Il copione è ormai un classico: i discografici accusano la donna di aver messo in condivisione sulla oramai decaduta rete di scambio Kazaa – che distribuisce soltanto un po’ di spyware e file fasulli ma, evidentemente, ancora continua a provocare grattacapi ai netizen – 1.702 brani musicali nel corso del 2005, senza alcuna autorizzazione.
Per questo grave crimine RIAA chiede il pagamento della modica cifra di 3,9 milioni di dollari in danni, e in più le spese legali degli avvocati assoldati dall’industria.
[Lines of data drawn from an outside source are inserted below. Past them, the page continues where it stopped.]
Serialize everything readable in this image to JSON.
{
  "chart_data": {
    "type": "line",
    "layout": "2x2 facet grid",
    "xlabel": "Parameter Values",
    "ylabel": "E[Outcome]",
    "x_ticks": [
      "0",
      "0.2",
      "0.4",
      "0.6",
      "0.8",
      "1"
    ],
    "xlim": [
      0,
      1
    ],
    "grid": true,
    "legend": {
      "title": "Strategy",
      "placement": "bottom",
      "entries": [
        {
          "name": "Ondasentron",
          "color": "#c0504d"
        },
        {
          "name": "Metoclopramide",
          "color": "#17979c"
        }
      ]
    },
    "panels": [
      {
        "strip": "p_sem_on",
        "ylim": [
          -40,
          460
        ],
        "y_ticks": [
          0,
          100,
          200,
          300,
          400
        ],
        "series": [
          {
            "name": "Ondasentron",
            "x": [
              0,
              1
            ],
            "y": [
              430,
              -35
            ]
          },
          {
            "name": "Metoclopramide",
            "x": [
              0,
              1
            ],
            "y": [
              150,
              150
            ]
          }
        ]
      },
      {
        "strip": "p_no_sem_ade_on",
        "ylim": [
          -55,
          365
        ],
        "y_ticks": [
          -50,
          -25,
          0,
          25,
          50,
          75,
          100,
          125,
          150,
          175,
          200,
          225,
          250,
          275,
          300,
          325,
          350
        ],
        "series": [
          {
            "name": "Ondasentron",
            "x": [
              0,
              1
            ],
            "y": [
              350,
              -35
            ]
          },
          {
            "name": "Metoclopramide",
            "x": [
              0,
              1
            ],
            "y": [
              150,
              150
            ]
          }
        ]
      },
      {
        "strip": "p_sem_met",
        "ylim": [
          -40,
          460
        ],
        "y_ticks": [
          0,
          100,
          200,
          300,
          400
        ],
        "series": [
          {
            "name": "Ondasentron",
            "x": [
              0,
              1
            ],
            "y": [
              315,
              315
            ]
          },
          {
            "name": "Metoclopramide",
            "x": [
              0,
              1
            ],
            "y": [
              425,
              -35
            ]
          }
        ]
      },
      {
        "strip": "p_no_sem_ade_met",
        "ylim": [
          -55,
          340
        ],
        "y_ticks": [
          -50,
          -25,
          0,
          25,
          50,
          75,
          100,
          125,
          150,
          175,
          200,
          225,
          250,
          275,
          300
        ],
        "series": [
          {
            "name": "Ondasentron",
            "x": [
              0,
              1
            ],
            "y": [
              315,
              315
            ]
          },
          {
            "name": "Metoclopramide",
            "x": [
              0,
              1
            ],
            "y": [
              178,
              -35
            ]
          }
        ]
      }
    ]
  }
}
In tutta risposta, l’avvocato di Jannie Thomas ripete che la sua cliente si professa assolutamente innocente dei fatti ascritteli, e che non ha alcuna intenzione di venire a patti con i discografici ma vuole anzi andare fino in fondo.
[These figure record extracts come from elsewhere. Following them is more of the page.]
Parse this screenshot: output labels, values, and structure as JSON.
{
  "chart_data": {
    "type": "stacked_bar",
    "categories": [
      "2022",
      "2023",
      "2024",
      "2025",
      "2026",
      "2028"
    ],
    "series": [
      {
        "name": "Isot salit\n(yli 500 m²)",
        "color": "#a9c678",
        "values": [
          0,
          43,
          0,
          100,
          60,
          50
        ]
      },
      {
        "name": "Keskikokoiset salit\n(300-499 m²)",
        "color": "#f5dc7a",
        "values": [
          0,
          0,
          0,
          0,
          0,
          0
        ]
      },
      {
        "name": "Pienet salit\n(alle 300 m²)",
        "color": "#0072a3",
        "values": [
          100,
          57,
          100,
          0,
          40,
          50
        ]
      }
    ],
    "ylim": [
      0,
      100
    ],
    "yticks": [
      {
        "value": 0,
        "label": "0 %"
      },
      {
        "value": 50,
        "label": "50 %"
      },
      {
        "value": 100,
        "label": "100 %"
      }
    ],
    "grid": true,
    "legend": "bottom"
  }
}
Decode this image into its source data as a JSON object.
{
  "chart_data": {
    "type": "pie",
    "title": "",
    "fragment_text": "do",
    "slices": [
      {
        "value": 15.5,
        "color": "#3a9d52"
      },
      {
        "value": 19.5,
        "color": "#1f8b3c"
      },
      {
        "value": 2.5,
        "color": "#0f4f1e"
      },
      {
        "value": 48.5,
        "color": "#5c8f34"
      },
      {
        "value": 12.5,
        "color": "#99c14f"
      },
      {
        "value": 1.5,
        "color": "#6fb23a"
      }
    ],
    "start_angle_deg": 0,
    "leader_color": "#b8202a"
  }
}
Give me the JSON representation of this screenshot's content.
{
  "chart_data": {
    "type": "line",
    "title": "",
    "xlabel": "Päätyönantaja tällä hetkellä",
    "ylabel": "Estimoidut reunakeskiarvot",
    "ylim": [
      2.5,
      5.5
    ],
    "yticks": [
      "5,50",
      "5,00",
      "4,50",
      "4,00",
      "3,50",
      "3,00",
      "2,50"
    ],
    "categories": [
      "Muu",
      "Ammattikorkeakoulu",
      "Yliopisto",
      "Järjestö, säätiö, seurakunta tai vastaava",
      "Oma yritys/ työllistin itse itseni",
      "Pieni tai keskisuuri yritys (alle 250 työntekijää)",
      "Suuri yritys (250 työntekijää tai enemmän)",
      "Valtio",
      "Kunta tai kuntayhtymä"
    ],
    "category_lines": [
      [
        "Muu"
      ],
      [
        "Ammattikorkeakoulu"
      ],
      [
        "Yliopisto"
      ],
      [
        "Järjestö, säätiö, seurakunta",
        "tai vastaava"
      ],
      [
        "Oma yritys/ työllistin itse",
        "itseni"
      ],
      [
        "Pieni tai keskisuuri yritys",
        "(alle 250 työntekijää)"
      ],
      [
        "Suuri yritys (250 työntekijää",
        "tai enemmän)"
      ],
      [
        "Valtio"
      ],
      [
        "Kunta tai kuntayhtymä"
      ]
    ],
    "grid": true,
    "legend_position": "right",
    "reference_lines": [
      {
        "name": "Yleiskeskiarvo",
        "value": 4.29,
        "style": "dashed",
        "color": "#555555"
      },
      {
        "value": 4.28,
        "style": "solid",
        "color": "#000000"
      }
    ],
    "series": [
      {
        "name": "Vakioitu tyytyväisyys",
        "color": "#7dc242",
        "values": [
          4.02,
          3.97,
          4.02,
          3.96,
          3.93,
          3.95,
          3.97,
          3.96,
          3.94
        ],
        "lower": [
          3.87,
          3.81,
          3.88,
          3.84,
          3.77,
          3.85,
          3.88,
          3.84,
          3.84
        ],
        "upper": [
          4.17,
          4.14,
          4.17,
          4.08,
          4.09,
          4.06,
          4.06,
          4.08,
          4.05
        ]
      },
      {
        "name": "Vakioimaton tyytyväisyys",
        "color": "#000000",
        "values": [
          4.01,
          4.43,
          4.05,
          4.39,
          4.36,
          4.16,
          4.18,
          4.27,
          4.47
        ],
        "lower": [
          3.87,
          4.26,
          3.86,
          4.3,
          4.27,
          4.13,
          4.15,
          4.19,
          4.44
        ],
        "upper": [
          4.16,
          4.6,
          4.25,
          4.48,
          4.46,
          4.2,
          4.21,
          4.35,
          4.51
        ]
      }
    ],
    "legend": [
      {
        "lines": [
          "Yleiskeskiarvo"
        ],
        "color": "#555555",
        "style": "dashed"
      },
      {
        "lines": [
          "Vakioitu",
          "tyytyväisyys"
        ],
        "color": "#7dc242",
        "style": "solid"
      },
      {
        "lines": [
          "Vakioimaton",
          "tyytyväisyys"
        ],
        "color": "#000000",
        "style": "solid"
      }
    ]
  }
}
Il nome Thomas è saltato fuori da una ingiunzione del querelante nei confronti del provider Charter Communications, obbligato a rivelare chi vi fosse dietro l’indirizzo IP 24.179.199.117 al quale RIAA attribuisce le operazioni di condivisione illegale.
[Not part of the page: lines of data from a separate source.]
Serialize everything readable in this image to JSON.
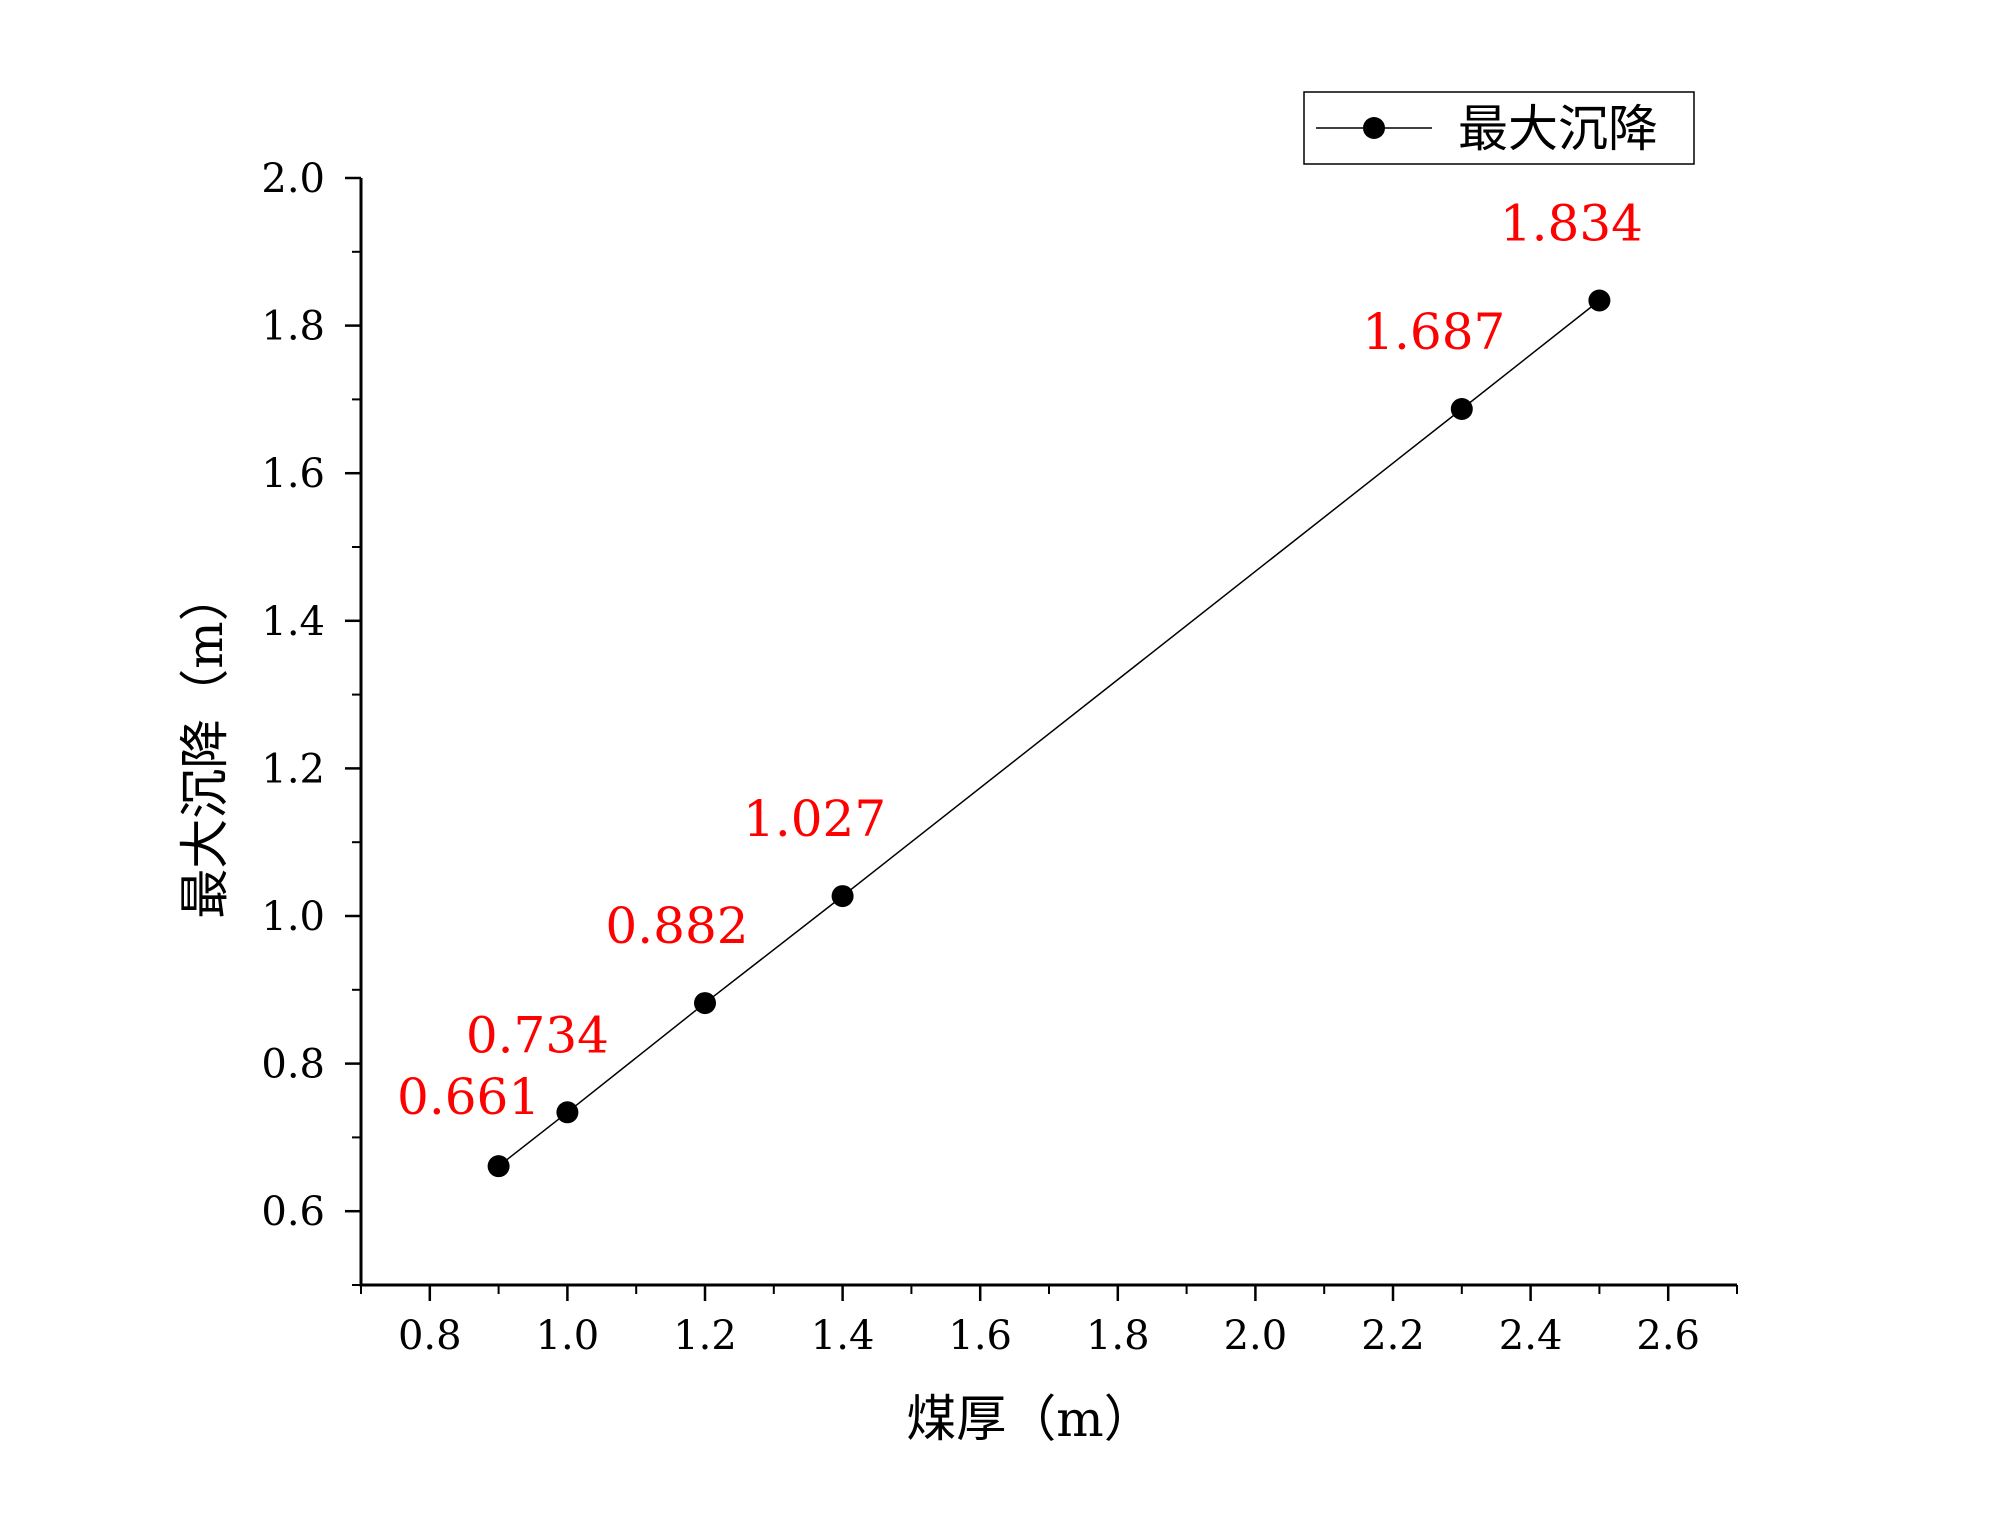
{
  "chart_data": {
    "type": "line",
    "title": "",
    "xlabel": "煤厚（m）",
    "ylabel": "最大沉降（m）",
    "xlim": [
      0.7,
      2.7
    ],
    "ylim": [
      0.5,
      2.0
    ],
    "xticks": [
      0.8,
      1.0,
      1.2,
      1.4,
      1.6,
      1.8,
      2.0,
      2.2,
      2.4,
      2.6
    ],
    "yticks": [
      0.6,
      0.8,
      1.0,
      1.2,
      1.4,
      1.6,
      1.8,
      2.0
    ],
    "x_tick_labels": [
      "0.8",
      "1.0",
      "1.2",
      "1.4",
      "1.6",
      "1.8",
      "2.0",
      "2.2",
      "2.4",
      "2.6"
    ],
    "y_tick_labels": [
      "0.6",
      "0.8",
      "1.0",
      "1.2",
      "1.4",
      "1.6",
      "1.8",
      "2.0"
    ],
    "grid": false,
    "legend_position": "top-right",
    "series": [
      {
        "name": "最大沉降",
        "color": "#000000",
        "marker": "circle",
        "x": [
          0.9,
          1.0,
          1.2,
          1.4,
          2.3,
          2.5
        ],
        "y": [
          0.661,
          0.734,
          0.882,
          1.027,
          1.687,
          1.834
        ]
      }
    ],
    "data_labels": [
      "0.661",
      "0.734",
      "0.882",
      "1.027",
      "1.687",
      "1.834"
    ],
    "data_label_color": "#ff0000"
  }
}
La vicenda andrà sicuramente tenuta sotto stretta osservazione: non solo l’occasione sarà propizia per entrare nel dettaglio delle modalità investigative usate dalle major per rastrellare gli indirizzi Internet contro cui poi scagliarsi, ma c’è anche la possibilità che una eventuale decisione contraria al teorema-RIAA possa segnare un colpo durissimo alla strategia delle denunce a pioggia contro gli utenti del P2P.